15. De rechtbank stelt allereerst voorop dat de gemeente [gemeente] voor wat betreft de heffingsmaatstaf aansluiting heeft gezocht bij het aantal gebruikte restafvalcontainers op een perceel (1.1 tot en met 1.2.1 van de Tarieventabel). Nu vast staat dat eiser twee stickers voor twee restafvalcontainers heeft ontvangen voor het kalenderjaar 2023 met een begeleidende brief overeenkomstig het voorbeeld in 4, een en ander vanwege een door eiser in het jaar 2014/2015 verrichte registratie bij Meerlanden, heeft verweerder terecht aansluiting gezocht bij de heffingsmaatstaf (per restafvalcontainer) in 1.2.1 van de Tarieventabel. Hetgeen eiser heeft gesteld over de onduidelijkheid bij de registratie in 2014/2015, leidt de rechtbank niet tot een ander oordeel. Het was aan eiser om destijds na te gaan of de registratie van een (tweede) restafvalcontainer juist was. De verantwoordelijkheid van een juiste registratie ligt niet bij verweerder. De stelling van eiser dat hij in de maanden januari tot en met maart 2023 slechts feitelijk gebruik heeft gemaakt van één restafvalcontainer – wat ook zij van deze stelling zonder verdere onderbouwing – leidt niet tot een ander oordeel.

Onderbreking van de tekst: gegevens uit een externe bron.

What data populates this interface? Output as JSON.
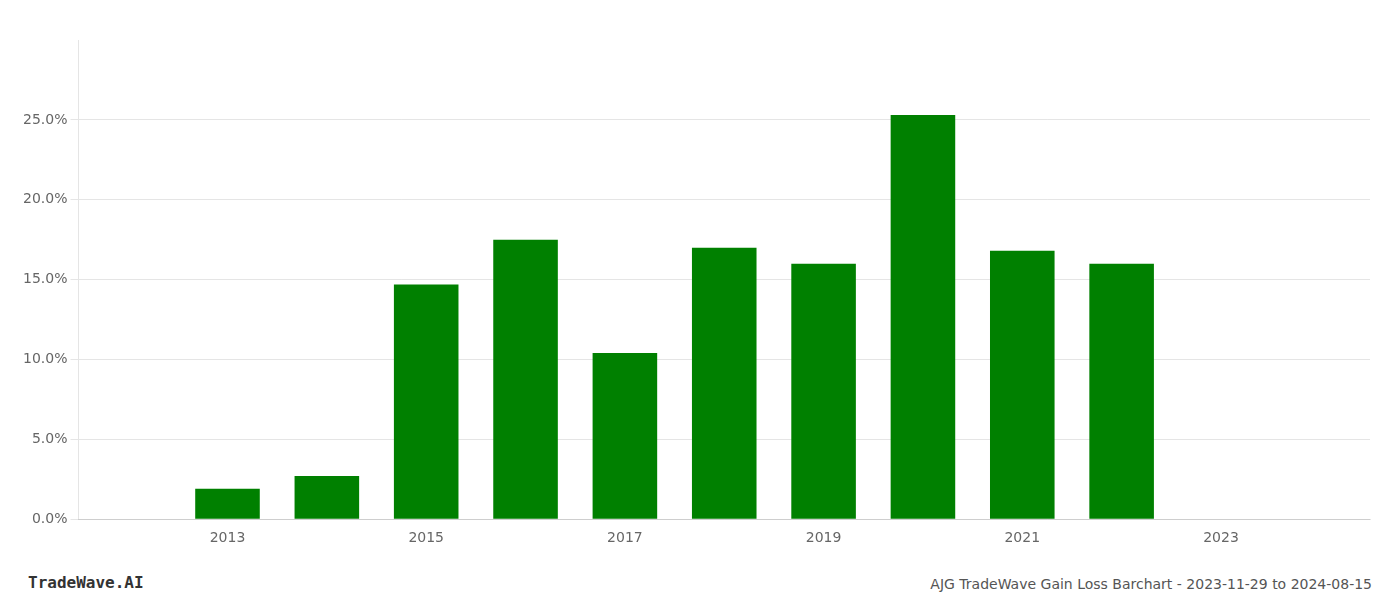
{
  "chart_data": {
    "type": "bar",
    "x": [
      2013,
      2014,
      2015,
      2016,
      2017,
      2018,
      2019,
      2020,
      2021,
      2022,
      2023
    ],
    "values": [
      0.019,
      0.027,
      0.147,
      0.175,
      0.104,
      0.17,
      0.16,
      0.253,
      0.168,
      0.16,
      0.0
    ],
    "color": "#008000",
    "xlim": [
      2011.5,
      2024.5
    ],
    "xticks": [
      2013,
      2015,
      2017,
      2019,
      2021,
      2023
    ],
    "ylim": [
      0,
      0.3
    ],
    "yticks": [
      {
        "value": 0.0,
        "label": "0.0%"
      },
      {
        "value": 0.05,
        "label": "5.0%"
      },
      {
        "value": 0.1,
        "label": "10.0%"
      },
      {
        "value": 0.15,
        "label": "15.0%"
      },
      {
        "value": 0.2,
        "label": "20.0%"
      },
      {
        "value": 0.25,
        "label": "25.0%"
      }
    ],
    "grid": "y",
    "annotations": [
      "TradeWave.AI",
      "AJG TradeWave Gain Loss Barchart - 2023-11-29 to 2024-08-15"
    ]
  }
}
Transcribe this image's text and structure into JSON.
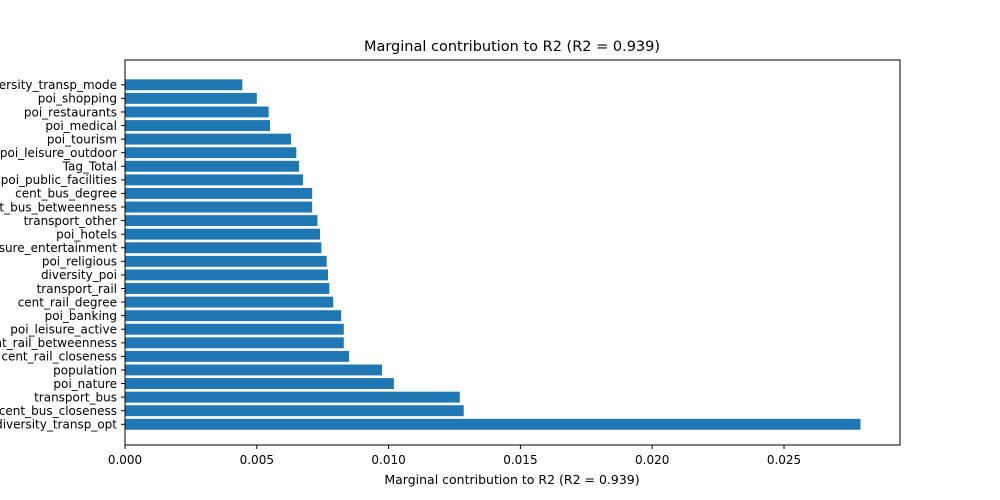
{
  "chart_data": {
    "type": "bar",
    "orientation": "horizontal",
    "title": "Marginal contribution to R2 (R2 = 0.939)",
    "xlabel": "Marginal contribution to R2 (R2 = 0.939)",
    "ylabel": "",
    "xlim": [
      0,
      0.0294
    ],
    "xticks": [
      "0.000",
      "0.005",
      "0.010",
      "0.015",
      "0.020",
      "0.025"
    ],
    "xtick_values": [
      0,
      0.005,
      0.01,
      0.015,
      0.02,
      0.025
    ],
    "bar_color": "#1f77b4",
    "grid": false,
    "categories": [
      "diversity_transp_opt",
      "cent_bus_closeness",
      "transport_bus",
      "poi_nature",
      "population",
      "cent_rail_closeness",
      "cent_rail_betweenness",
      "poi_leisure_active",
      "poi_banking",
      "cent_rail_degree",
      "transport_rail",
      "diversity_poi",
      "poi_religious",
      "poi_leisure_entertainment",
      "poi_hotels",
      "transport_other",
      "cent_bus_betweenness",
      "cent_bus_degree",
      "poi_public_facilities",
      "Tag_Total",
      "poi_leisure_outdoor",
      "poi_tourism",
      "poi_medical",
      "poi_restaurants",
      "poi_shopping",
      "diversity_transp_mode"
    ],
    "values": [
      0.0279,
      0.01285,
      0.0127,
      0.0102,
      0.00975,
      0.0085,
      0.0083,
      0.0083,
      0.0082,
      0.0079,
      0.00775,
      0.0077,
      0.00765,
      0.00745,
      0.0074,
      0.0073,
      0.0071,
      0.0071,
      0.00675,
      0.0066,
      0.0065,
      0.0063,
      0.0055,
      0.00545,
      0.005,
      0.00445
    ]
  }
}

Het gaat niet om de vraag of daadwerkelijk feitelijk gebruik is gemaakt van de (tweede) restafvalcontainer, maar om de mogelijkheid om gebruik te maken van de (tweede) restafvalcontainer.
16. De aanslag is dus in overeenstemming met de Verordening opgelegd naar het tarief van twee restafvalcontainers.
Slotsom
17. De slotsom luidt dat de rechtbank het beroep ongegrond zal verklaren. Dit betekent dat eiser geen gelijk krijgt.
Proceskosten en griffierecht
18. Voor een proceskostenveroordeling of een vergoeding van griffierecht bestaat geen aanleiding.

Beslissing

De rechtbank verklaart het beroep ongegrond.
Deze uitspraak is gedaan door mr. C. Huisman, rechter, in aanwezigheid van mr. J.B. Filius, griffier. De beslissing is in het openbaar uitgesproken op 11 november 2024.
griffier rechter
Een afschrift van deze uitspraak is in Mijn Rechtspraak geplaatst. Indien u niet digitaal procedeert, is een afschrift per post verzonden op:

Rechtsmiddel

Tegen deze uitspraak kunnen partijen binnen zes weken na de verzenddatum hoger beroep instellen bij het gerechtshof Amsterdam (belastingkamer).
U kunt digitaal beroep instellen via www.rechtspraak.nl. Daar klikt u op “Formulieren en inloggen”. Hoger beroep instellen kan eventueel ook nog steeds door verzending van een brief aan het gerechtshof Amsterdam (belastingkamer), Postbus 1312, 1000 BH Amsterdam.
Bij het instellen van hoger beroep dient het volgende in acht te worden genomen:
1. bij het hogerberoepschrift wordt een afschrift van deze uitspraak overgelegd.
2. het hogerberoepschrift moet, indien het op papier wordt ingediend, ondertekend zijn. Verder moet het ten minste het volgende vermelden:
a. de naam en het adres van de indiener;
b. de datum van verzending;
c. een omschrijving van de uitspraak waartegen het hoger beroep is ingesteld;
d. de redenen waarom u het niet eens bent met de uitspraak (de gronden van het hoger beroep).